Sunday, August 22, 2010

Kematian Sepenggal Kata

Sesuatu tersesat di mulut waktu, lalu hilang melongong: sesuatu yang belum terabai tangan, masih pekat terselimut. Di bisu yang kau dekap itu, ada sunyi yang riuh menikam aksara. Sedang antara kita menjadi pusara atas waktu yang bentangkan berjuta jarak pada cercah matahari dan arak gemawan. Entah sampai kapan kita harus betah tinggal di ombak yang tak menggulung.

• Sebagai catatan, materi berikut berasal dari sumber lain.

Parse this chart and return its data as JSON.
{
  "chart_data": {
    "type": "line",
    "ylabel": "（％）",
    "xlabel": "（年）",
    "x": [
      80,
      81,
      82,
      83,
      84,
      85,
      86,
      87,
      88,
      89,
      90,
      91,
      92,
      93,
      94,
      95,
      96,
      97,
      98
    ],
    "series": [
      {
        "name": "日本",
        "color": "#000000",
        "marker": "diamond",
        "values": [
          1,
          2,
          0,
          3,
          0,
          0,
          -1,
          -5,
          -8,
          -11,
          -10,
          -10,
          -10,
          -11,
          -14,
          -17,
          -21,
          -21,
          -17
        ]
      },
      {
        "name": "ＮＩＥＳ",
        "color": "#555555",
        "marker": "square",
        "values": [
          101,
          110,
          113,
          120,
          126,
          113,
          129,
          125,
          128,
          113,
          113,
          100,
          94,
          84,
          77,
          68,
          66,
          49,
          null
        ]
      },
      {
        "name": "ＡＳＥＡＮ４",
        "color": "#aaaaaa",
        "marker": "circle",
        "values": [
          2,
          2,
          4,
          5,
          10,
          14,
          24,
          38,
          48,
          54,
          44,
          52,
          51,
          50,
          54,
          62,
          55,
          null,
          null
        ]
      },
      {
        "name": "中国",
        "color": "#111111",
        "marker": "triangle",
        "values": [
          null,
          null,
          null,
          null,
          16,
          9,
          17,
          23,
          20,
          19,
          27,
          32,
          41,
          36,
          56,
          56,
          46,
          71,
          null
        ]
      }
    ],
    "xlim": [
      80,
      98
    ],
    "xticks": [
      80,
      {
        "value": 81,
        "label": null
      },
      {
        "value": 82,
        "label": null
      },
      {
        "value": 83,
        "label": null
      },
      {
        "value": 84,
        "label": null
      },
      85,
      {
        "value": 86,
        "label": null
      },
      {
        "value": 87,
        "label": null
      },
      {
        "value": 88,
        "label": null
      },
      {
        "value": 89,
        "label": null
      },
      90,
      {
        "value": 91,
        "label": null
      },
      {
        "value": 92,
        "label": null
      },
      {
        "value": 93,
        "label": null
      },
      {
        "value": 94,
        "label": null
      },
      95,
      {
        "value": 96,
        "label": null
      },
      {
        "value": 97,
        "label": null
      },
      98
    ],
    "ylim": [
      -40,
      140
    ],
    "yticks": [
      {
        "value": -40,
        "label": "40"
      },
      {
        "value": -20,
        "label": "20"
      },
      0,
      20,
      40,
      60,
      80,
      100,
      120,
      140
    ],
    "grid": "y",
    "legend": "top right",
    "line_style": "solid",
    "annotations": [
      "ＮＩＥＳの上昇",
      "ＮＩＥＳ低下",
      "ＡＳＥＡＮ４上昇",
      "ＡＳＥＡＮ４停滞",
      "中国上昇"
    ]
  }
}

Sepotong pigura yang pecah berdesing dihantam rindu. Retak lara. Lalu kelam dimakan dalam suatu pesta pora.
Sesungguhnya, yang majal itu, malaikat maut yang bersayap hitam ataukah sebaris kata yang tak kunjung selesai kau tuliskan? Karena ketika ketajaman kata menjadi tumpul, pengkekangan menjadi sebuah pasal taat hukum. Hidup tanpa cinta memang hampa luar biasa, tetapi pemasungan sebuah kata yang merdeka? Seluruh segala akan binasa.


Di jelata kata, tidakkah kau lihat kami melata dan terlunta? Terbata memilah cinta di dalam sepotong roti. Maka aku yang tanpa roh menetap di mataku ini, tanpa sehimpunan sahabat, aku akan melepaskan kata dari belenggunya.


Tetapi kemarau memberangus tunastunas. Ladang huruf mengerontang dalam penantian. Segumpalan kata yang teronggok usang, seperti tanah keramat yang tak pernah jamah tangan. Haram untuk kita minumi setiap maknanya. Dan lihatlah para tuan tanah tamak kian membuncit dalam paceklik.


Lalu sekali lagi sepatah kata patah di udara. Telinga bungkam sedang mulut tuli.
Sekali lagi sebuah kalimat menjadi tanpa hakikat, terbelah oleh lidah penguasa yang senang berjingkat dengan mata menebar jerat.
Dan manusia kembali mati kata. Imajinasi menjadi sebuah reka para penguasa, priyayi, bukan milik orang merdeka.


Pada akhirnya, tanpa kata, semua kamu, atau kita, tak lagi menemukan makna. Tanpa kata, kita tak lagi merdeka. Kita mati, di dalam sunyi yang panjang.